Environ 25 % des institutions supérieures de contrôle  représentées à l’Intosai exercent des activités juridictionnelles. La plupart d’entre elles se trouvent dans les régions francophones, hispanophones et lusophones. Mais il s’agit d’un modèle attrayant, qui rayonne au-delà de ces sphères linguistiques et culturelles : l’Afrique du Sud, la Lettonie et la Thaïlande ont récemment doté leurs ISC d’une nouvelle compétence et d’une organisation appropriée pour sanctionner les détournements de fonds publics. D’autres, comme l’Indonésie ou le Vietnam, sont désireuses d’obtenir de nouveaux pouvoirs juridictionnels ou des fonctions équivalentes. Il s’agit également d’un modèle évolutif : le législateur français vient de réformer radicalement le régime de responsabilité des gestionnaires publics, en vigueur depuis des décennies. 

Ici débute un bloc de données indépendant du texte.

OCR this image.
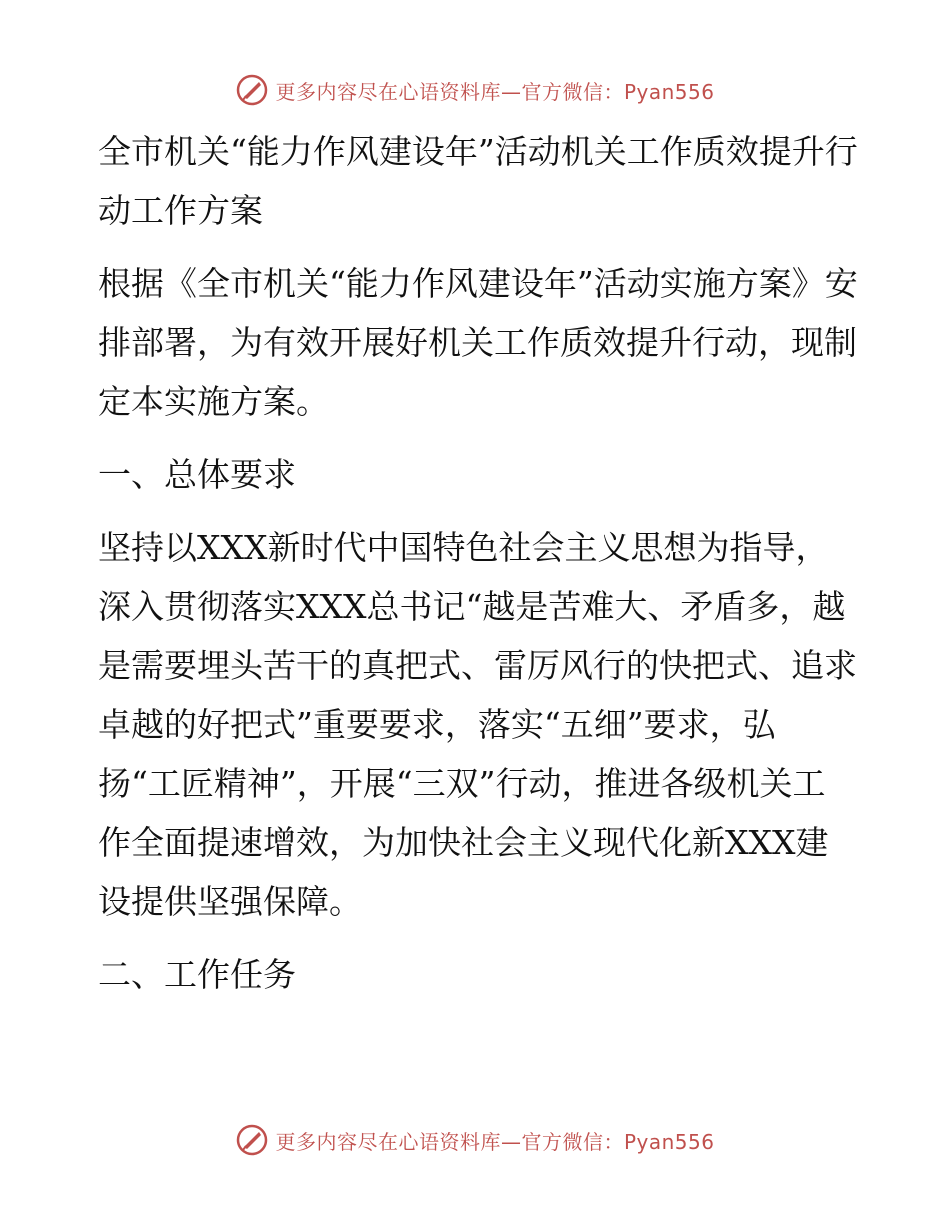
更多内容尽在心语资料库—官方微信：Pyan556

全市机关“能力作风建设年”活动机关工作质效提升行动工作方案

根据《全市机关“能力作风建设年”活动实施方案》安排部署，为有效开展好机关工作质效提升行动，现制定本实施方案。

一、总体要求

坚持以XXX新时代中国特色社会主义思想为指导，深入贯彻落实XXX总书记“越是苦难大、矛盾多，越是需要埋头苦干的真把式、雷厉风行的快把式、追求卓越的好把式”重要要求，落实“五细”要求，弘扬“工匠精神”，开展“三双”行动，推进各级机关工作全面提速增效，为加快社会主义现代化新XXX建设提供坚强保障。

二、工作任务

更多内容尽在心语资料库—官方微信：Pyan556
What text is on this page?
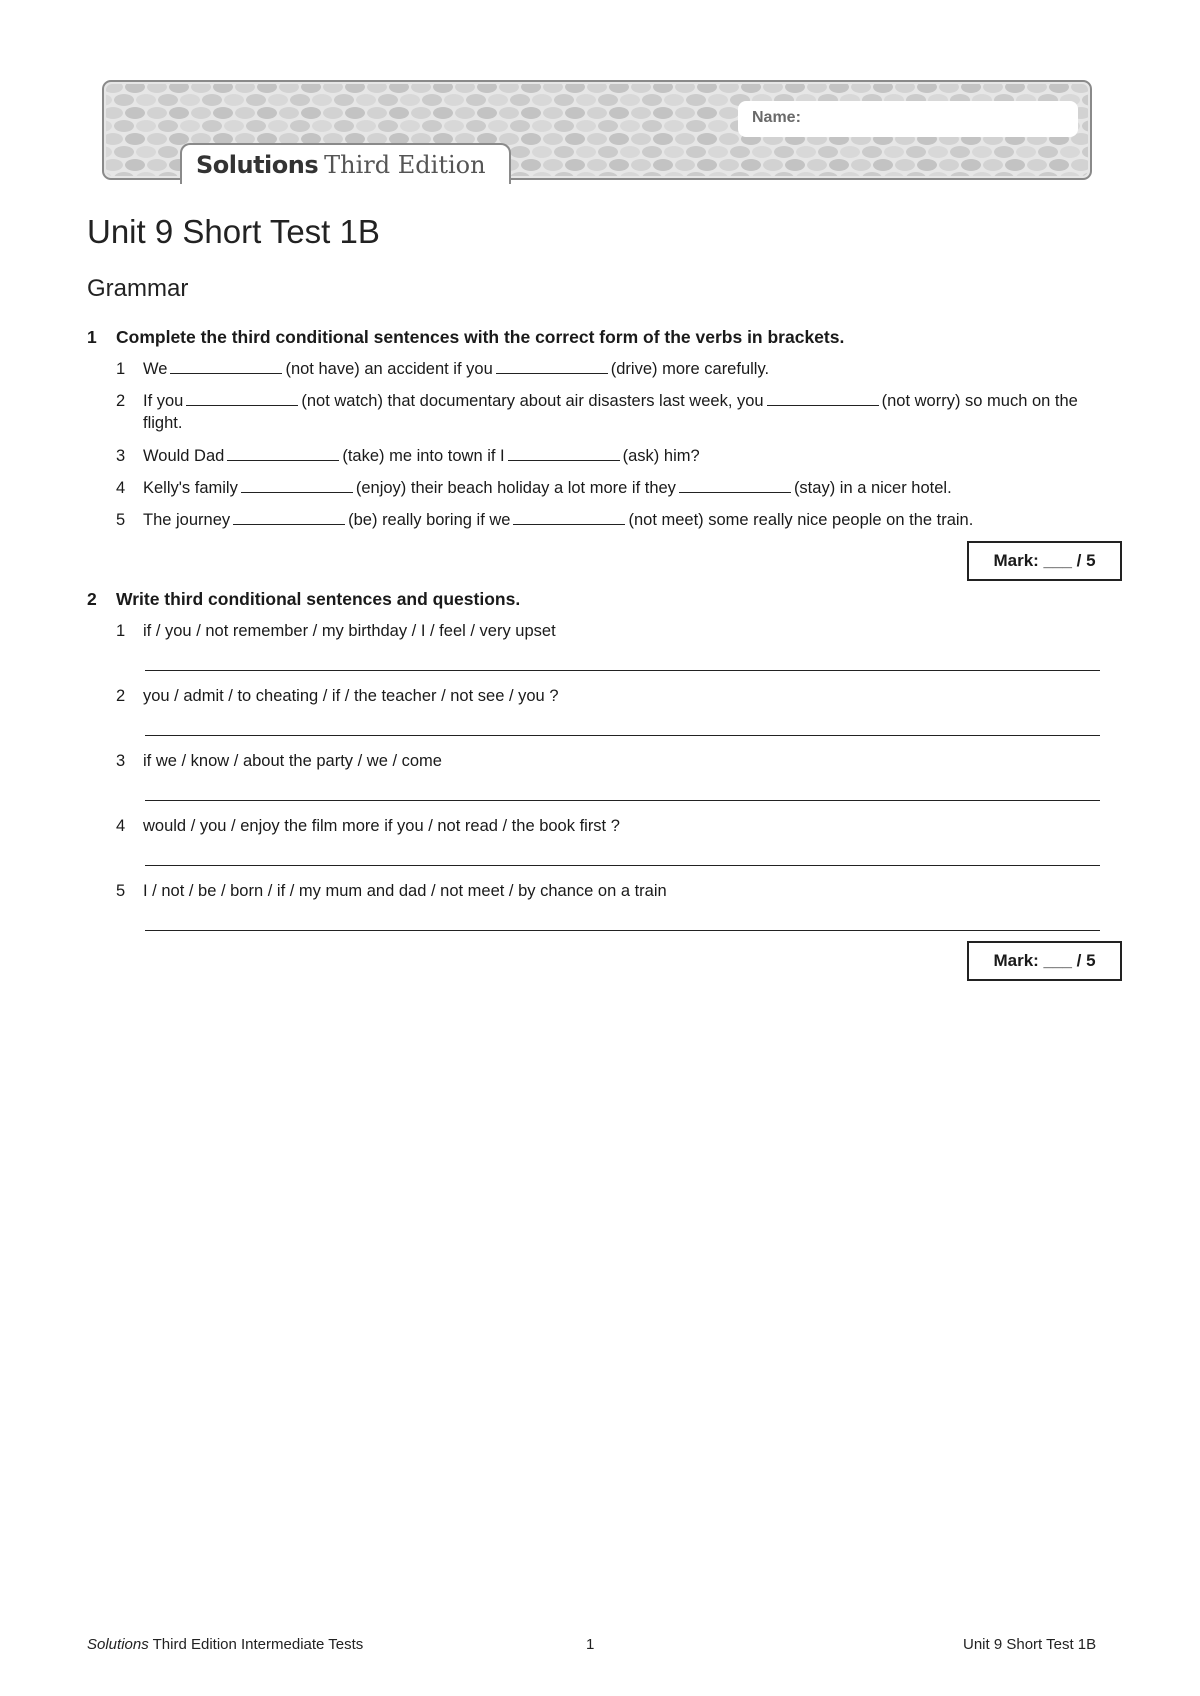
Name:
Solutions Third Edition
Unit 9 Short Test 1B
Grammar
1 Complete the third conditional sentences with the correct form of the verbs in brackets.
1 We	(not have) an accident if you	(drive) more carefully.
2 If you	(not watch) that documentary about air disasters last week, you	(not worry) so much on the flight.
3 Would Dad	(take) me into town if I	(ask) him?
4 Kelly's family	(enjoy) their beach holiday a lot more if they	(stay) in a nicer hotel.
5 The journey	(be) really boring if we	(not meet) some really nice people on the train.
Mark: ___ / 5
2 Write third conditional sentences and questions.
1 if / you / not remember / my birthday / I / feel / very upset
2 you / admit / to cheating / if / the teacher / not see / you ?
3 if we / know / about the party / we / come
4 would / you / enjoy the film more if you / not read / the book first ?
5 I / not / be / born / if / my mum and dad / not meet / by chance on a train
Mark: ___ / 5
Solutions Third Edition Intermediate Tests	1	Unit 9 Short Test 1B
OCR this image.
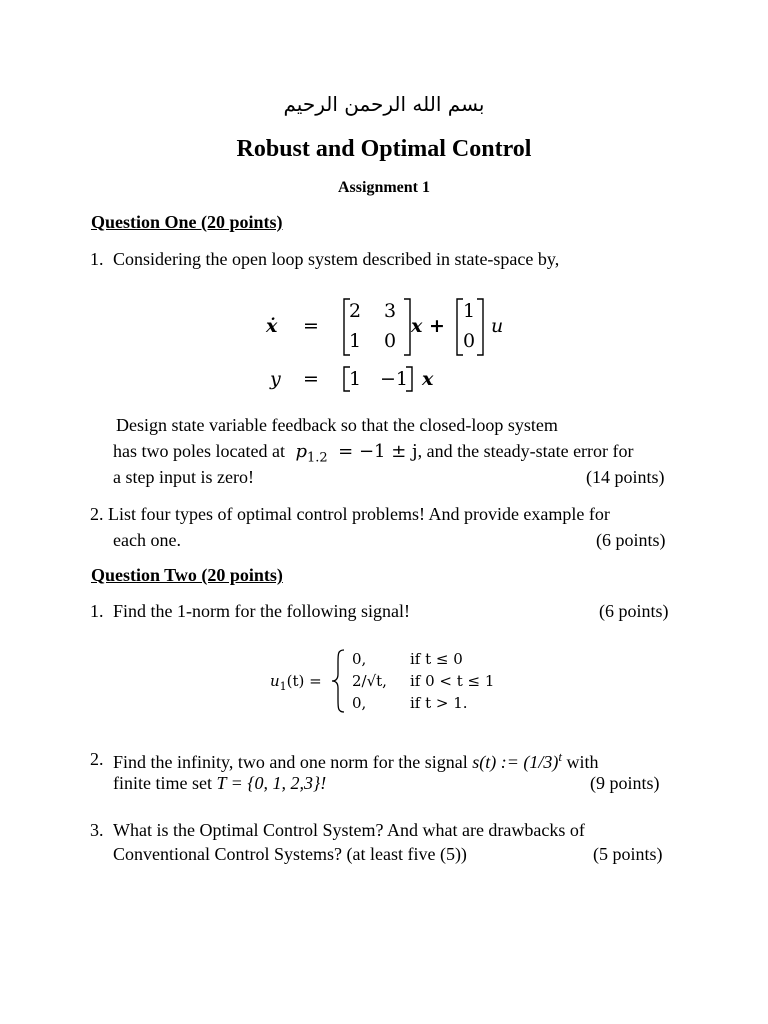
بسم الله الرحمن الرحيم
Robust and Optimal Control
Assignment 1
Question One (20 points)
1. Considering the open loop system described in state-space by,
ẋ =
2 3
1 0
x +
1
0
u
y = 1 −1 x
Design state variable feedback so that the closed-loop system
has two poles located at $p_{1.2} = -1 \pm j$, and the steady-state error for
a step input is zero!	(14 points)
2. List four types of optimal control problems! And provide example for
each one.	(6 points)
Question Two (20 points)
1. Find the 1-norm for the following signal!	(6 points)
$u_1(t)$ =
0,	if t ≤ 0
2/√t, if 0 < t ≤ 1
0,	if t > 1.
2. Find the infinity, two and one norm for the signal s(t) := $(1/3)^t$ with
finite time set T = {0, 1, 2,3}!	(9 points)
3. What is the Optimal Control System? And what are drawbacks of
Conventional Control Systems? (at least five (5))	(5 points)
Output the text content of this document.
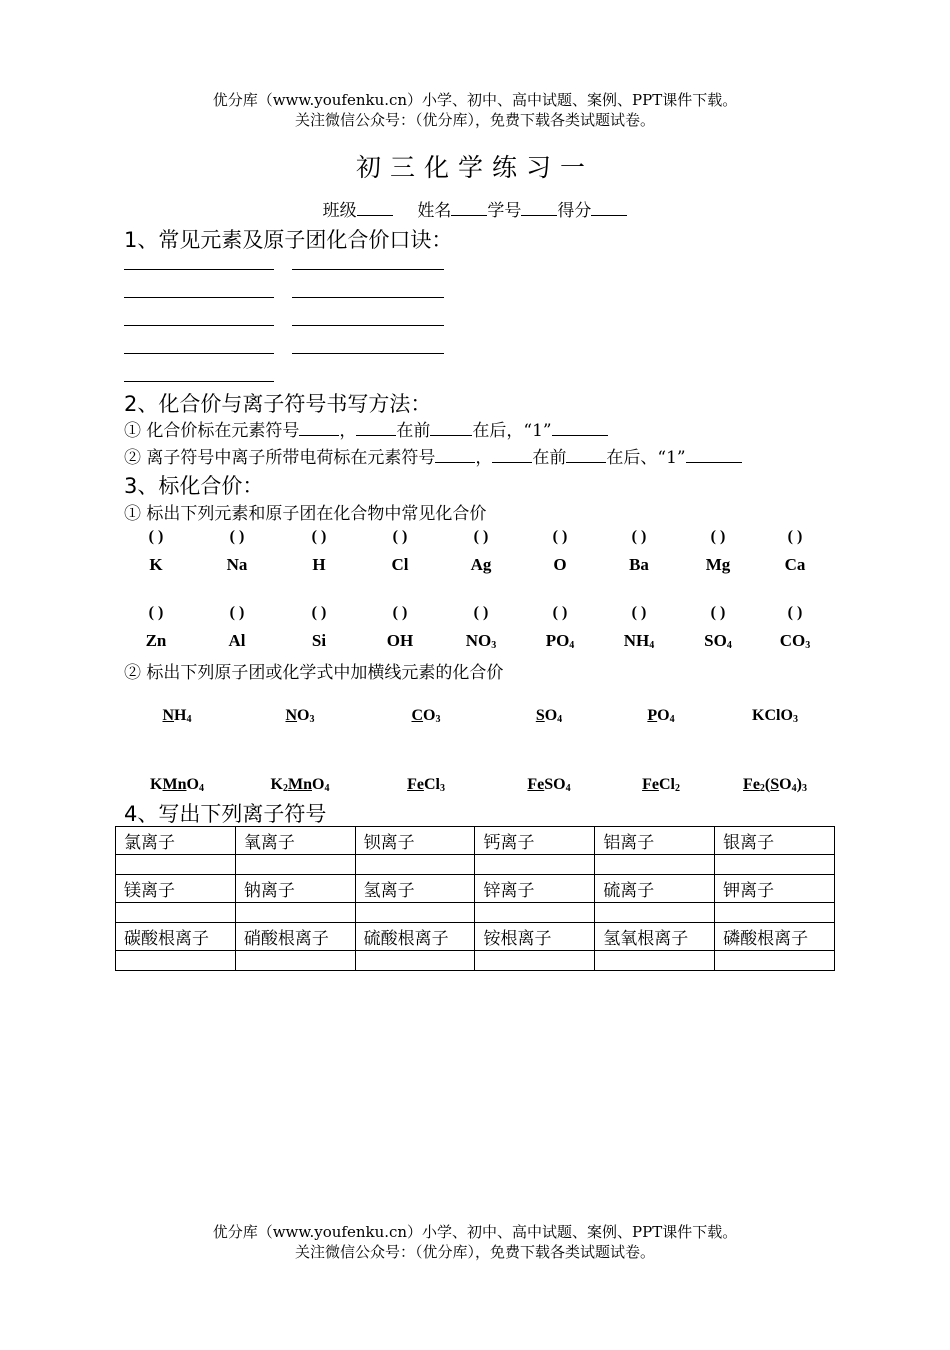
优分库（www.youfenku.cn）小学、初中、高中试题、案例、PPT课件下载。
关注微信公众号：（优分库），免费下载各类试题试卷。
初三化学练习一
班级	姓名 学号 得分
1、常见元素及原子团化合价口诀：
2、化合价与离子符号书写方法：
① 化合价标在元素符号 ， 在前 在后，“1”
② 离子符号中离子所带电荷标在元素符号 ， 在前 在后、“1”
3、标化合价：
① 标出下列元素和原子团在化合物中常见化合价
( )	( )	( )	( )	( )	( )	( )	( )	( )
K	Na	H	Cl	Ag	O	Ba	Mg	Ca
( )	( )	( )	( )	( )	( )	( )	( )	( )
Zn	Al	Si	OH	$NO_3$	$PO_4$	$NH_4$	$SO_4$	$CO_3$
② 标出下列原子团或化学式中加横线元素的化合价
$NH_4$	$NO_3$	$CO_3$	$SO_4$	$PO_4$	KClO$_3$
KMnO$_4$	$K_2MnO_4$	FeCl$_3$	FeSO$_4$	FeCl$_2$	$Fe_2(SO_4)_3$
4、写出下列离子符号
氯离子	氧离子	钡离子	钙离子	铝离子	银离子

镁离子	钠离子	氢离子	锌离子	硫离子	钾离子

碳酸根离子	硝酸根离子	硫酸根离子	铵根离子	氢氧根离子	磷酸根离子

优分库（www.youfenku.cn）小学、初中、高中试题、案例、PPT课件下载。
关注微信公众号：（优分库），免费下载各类试题试卷。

Bien qu’elles représentent une proportion non négligeable des ISC représentées à l’Intosai, les ISC investies de pouvoirs juridictionnels ne sont pas aussi nombreuses que celles qui ont adopté le modèle d’une agence indépendante rattachée au Parlement et chargée de contrôler les comptes de l’État et d’évaluer les politiques publiques au nom du Parlement.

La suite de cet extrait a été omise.